From the 2000 census, 785 or 49.2% were Roman Catholic, while 274 or 17.2% belonged to the Swiss Reformed Church. Of the rest of the population, there were 21 members of an Orthodox church (or about 1.32% of the population), there were 3 individuals (or about 0.19% of the population) who belonged to the Christian Catholic Church, and there were 48 individuals (or about 3.01% of the population) who belonged to another Christian church. There were 194 (or about 12.16% of the population) who were Islamic.

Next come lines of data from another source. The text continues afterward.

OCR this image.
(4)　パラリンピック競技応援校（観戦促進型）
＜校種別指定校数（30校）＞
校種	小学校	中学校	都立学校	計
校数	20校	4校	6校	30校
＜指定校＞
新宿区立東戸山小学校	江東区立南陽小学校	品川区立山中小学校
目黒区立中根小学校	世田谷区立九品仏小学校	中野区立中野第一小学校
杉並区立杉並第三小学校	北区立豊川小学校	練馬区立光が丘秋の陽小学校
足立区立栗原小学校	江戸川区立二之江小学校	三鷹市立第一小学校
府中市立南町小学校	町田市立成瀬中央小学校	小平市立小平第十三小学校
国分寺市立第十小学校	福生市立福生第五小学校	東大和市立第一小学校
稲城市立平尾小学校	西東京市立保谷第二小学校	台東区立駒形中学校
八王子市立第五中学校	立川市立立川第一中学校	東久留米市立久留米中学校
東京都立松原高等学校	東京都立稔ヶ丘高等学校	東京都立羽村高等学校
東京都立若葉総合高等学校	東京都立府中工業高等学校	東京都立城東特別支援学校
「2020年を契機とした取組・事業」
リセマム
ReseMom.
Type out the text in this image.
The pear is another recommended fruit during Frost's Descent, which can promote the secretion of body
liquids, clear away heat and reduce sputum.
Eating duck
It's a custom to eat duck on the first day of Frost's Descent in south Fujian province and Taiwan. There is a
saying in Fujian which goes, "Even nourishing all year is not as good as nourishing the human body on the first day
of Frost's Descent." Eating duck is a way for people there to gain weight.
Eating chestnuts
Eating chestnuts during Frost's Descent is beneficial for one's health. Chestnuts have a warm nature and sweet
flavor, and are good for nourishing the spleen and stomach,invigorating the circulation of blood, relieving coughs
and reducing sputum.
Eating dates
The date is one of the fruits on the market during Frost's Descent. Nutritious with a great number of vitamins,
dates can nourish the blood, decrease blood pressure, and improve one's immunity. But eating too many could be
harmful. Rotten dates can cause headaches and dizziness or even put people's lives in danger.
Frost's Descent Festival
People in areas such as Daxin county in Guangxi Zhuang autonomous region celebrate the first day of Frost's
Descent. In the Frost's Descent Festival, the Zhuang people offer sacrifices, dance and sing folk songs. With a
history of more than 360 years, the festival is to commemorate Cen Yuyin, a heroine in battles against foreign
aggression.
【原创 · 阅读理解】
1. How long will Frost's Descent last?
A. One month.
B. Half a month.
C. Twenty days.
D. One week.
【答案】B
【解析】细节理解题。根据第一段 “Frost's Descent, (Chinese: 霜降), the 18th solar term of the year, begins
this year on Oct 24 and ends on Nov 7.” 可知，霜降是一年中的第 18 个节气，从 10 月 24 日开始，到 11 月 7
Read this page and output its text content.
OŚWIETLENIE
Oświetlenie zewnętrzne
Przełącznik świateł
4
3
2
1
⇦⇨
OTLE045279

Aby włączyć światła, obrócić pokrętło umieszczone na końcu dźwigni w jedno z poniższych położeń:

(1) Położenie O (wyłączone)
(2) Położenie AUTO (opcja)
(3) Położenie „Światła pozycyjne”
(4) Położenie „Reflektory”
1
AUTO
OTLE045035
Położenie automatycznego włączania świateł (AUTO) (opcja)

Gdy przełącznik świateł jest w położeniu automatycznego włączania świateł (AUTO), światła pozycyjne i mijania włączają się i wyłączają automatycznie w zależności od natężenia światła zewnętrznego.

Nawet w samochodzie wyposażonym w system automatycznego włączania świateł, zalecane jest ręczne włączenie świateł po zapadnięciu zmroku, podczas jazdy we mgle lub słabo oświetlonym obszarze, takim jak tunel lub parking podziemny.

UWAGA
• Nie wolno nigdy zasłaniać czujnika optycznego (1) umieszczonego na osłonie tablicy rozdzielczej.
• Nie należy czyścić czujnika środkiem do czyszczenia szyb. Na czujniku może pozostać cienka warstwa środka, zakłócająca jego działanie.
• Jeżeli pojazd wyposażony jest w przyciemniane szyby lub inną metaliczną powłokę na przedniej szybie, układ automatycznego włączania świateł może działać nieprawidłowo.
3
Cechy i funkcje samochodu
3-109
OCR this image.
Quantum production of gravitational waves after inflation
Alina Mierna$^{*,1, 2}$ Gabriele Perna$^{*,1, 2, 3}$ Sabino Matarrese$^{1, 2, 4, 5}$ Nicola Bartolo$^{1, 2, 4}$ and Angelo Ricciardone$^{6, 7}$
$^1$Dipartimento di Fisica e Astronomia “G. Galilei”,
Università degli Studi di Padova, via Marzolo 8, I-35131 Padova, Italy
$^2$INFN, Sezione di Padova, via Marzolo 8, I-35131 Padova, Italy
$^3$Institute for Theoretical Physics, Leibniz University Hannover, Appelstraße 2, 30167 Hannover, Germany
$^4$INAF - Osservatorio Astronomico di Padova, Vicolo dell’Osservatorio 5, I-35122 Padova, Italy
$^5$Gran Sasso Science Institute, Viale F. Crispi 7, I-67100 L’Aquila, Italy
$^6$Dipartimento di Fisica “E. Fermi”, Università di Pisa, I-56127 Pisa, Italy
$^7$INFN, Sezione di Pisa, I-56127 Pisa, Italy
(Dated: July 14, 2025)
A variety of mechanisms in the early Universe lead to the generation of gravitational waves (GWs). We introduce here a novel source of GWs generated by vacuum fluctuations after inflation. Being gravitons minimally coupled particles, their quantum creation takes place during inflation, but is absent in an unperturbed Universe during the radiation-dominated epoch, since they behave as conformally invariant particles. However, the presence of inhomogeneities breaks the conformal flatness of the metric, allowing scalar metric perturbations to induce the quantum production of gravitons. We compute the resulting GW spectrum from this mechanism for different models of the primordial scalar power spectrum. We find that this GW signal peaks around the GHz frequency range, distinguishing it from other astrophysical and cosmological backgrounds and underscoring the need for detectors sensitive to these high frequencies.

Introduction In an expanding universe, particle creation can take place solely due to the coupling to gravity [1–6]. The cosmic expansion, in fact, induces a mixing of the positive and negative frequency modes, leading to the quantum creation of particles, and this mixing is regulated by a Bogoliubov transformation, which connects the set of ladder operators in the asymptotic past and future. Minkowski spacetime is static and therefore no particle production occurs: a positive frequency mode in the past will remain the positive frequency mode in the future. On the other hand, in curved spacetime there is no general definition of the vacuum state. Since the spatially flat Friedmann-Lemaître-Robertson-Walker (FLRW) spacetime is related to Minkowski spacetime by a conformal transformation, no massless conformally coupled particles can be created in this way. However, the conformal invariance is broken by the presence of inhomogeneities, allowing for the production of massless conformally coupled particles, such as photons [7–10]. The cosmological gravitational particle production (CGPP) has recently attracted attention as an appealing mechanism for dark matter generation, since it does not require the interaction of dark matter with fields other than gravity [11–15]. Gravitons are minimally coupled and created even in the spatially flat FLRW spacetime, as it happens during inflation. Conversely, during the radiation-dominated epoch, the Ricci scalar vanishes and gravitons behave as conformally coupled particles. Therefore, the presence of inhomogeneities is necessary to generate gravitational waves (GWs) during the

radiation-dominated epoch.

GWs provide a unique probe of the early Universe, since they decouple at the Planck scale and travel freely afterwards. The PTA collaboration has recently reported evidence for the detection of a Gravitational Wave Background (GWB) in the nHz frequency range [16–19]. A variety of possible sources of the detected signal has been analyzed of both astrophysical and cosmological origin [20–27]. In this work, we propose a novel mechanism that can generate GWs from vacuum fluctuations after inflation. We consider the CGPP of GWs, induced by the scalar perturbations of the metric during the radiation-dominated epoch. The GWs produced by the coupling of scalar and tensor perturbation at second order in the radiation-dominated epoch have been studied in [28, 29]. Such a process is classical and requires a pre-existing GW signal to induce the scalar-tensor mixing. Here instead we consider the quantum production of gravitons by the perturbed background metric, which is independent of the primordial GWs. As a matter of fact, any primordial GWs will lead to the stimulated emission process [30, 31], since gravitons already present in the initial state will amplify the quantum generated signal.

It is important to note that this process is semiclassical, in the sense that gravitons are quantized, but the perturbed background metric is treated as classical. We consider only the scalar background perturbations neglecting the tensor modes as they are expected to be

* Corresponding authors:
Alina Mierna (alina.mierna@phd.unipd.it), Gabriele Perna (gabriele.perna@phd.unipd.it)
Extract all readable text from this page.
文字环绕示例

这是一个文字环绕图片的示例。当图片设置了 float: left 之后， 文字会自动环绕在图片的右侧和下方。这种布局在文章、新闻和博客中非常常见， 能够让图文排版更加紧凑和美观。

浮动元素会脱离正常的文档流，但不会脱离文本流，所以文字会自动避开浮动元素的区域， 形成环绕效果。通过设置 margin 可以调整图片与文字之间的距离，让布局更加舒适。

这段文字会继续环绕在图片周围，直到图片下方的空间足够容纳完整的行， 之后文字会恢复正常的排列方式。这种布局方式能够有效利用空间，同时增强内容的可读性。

There were 2 individuals who were Buddhist, 16 individuals who were Hindu, 1 individual who belonged to another church. 199 (or about 12.48% of the population) belonged to no church, are agnostic or atheist, and 52 individuals (or about 3.26% of the population) did not answer the question.

==Education==
In Grellingen about 582 or (36.5%) of the population have completed non-mandatory upper secondary education, and 141 or (8.8%) have completed additional higher education (either university or a Fachhochschule). Of the 141 who completed tertiary schooling, 62.4% were Swiss men, 27.0% were Swiss women, 8.5% were non-Swiss men. As of 2000, there were 58 students in Grellingen who came from another municipality, while 53 residents attended schools outside the municipality.